In any case, Devereaux takes Alice — who trusts no one except for the violent, unhinged, gun-toting stranger who shows up screaming “you have to trust me!” — under his wing, and drags her along for a series of stakeouts and shootouts whose endgame is never clear. Oftentimes dialogue seems to have been written on the fly, leading to such awkward transitions as Devereaux assuring Alice that “no one can hide forever,” and then within 30 seconds handing her a stack of cash and advising her to “go somewhere no one can find you.”
In a cinematic landscape awash in tiresome origin stories, it’s theoretically admirable that “The November Man” introduces its hero in medias res. But for those without previous knowledge of the character, Devereaux’s motivations and methods prove thoroughly baffling.

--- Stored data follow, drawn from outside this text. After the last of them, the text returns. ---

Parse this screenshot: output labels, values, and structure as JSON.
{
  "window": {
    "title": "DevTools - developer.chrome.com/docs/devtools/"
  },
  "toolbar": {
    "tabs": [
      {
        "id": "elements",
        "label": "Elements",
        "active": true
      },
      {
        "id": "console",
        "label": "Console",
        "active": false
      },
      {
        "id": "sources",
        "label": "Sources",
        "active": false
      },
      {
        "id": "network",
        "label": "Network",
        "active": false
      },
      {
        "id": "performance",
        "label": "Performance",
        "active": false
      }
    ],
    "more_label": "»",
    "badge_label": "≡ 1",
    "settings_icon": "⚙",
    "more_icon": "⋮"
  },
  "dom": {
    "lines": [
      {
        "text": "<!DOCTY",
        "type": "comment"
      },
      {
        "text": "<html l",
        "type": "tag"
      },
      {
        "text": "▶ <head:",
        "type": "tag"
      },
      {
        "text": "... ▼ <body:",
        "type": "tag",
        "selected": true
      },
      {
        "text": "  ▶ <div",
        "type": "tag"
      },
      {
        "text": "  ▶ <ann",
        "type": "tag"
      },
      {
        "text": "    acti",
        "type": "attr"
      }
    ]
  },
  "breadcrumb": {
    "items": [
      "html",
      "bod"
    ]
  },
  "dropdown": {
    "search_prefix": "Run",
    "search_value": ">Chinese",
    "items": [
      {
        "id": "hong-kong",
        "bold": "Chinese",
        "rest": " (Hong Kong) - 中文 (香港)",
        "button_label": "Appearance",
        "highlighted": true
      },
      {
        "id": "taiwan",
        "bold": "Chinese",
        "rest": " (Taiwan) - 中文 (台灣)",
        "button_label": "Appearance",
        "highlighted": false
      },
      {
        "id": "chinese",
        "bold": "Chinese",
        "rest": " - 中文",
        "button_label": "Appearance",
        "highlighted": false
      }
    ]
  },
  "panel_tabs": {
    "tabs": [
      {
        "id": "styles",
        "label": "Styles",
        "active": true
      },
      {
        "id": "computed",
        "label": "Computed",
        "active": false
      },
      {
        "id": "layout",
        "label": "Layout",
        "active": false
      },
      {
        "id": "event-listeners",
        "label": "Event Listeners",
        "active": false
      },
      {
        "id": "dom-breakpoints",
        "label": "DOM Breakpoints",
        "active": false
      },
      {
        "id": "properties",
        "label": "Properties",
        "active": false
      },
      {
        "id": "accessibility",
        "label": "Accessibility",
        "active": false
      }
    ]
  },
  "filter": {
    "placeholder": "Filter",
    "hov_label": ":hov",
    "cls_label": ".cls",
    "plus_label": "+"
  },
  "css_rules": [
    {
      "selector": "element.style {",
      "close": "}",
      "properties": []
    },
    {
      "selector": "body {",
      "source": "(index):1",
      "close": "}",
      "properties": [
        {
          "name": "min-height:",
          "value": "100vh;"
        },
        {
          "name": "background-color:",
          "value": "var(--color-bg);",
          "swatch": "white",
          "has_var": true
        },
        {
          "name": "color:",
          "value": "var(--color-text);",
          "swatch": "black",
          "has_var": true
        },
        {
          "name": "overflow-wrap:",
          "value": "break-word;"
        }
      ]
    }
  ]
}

He’s largely depicted as a flawless professional, until he inexplicably binge-drinks half a bottle of Scotch in the middle of a delicate operation. He spends most of the film standing up for victimized women, until one bizarrely misjudged scene has him kidnap Mason’s civilian girlfriend (Eliza Taylor), terrorize her to the point of tears with a gun and a knife, and then slash her femoral artery to prove some sort of point. (The most callous of the film’s many loose ends, this incident is never mentioned again; nor do we learn if she survived the attack.)
Though there isn’t much he can do with this character, Brosnan still has one of the best cocky struts in the business, and save for Liam Neeson, there are few sexagenarians who look as natural tossing off tough-guy quips with a gun in hand. Kurylenko plays virtually the same character she essayed with Brosnan’s 007 successor Daniel Craig in “Quantum of Solace,” and clearly remembers how to do it. No one else makes much of an impression.
Despite frequent use of slow-motion in the fight scenes — especially when those fight scenes involve Silly String-like projectile spurts of blood — the film lacks a single memorable action setpiece, with nearly every conflict settled through brief shootouts or the application of convenient blunt instruments to unsuspecting heads. The product placements are as intrusive as in any of Brosnan’s old Bond pics, but never anywhere near as creative.
The film’s Serbian locations, however, are well scouted and well shot, with the film’s geographic specificity representing a nice change of pace from the often vague Eastern European settings employed in such films. Marco Beltrami’s score is sufficiently loud.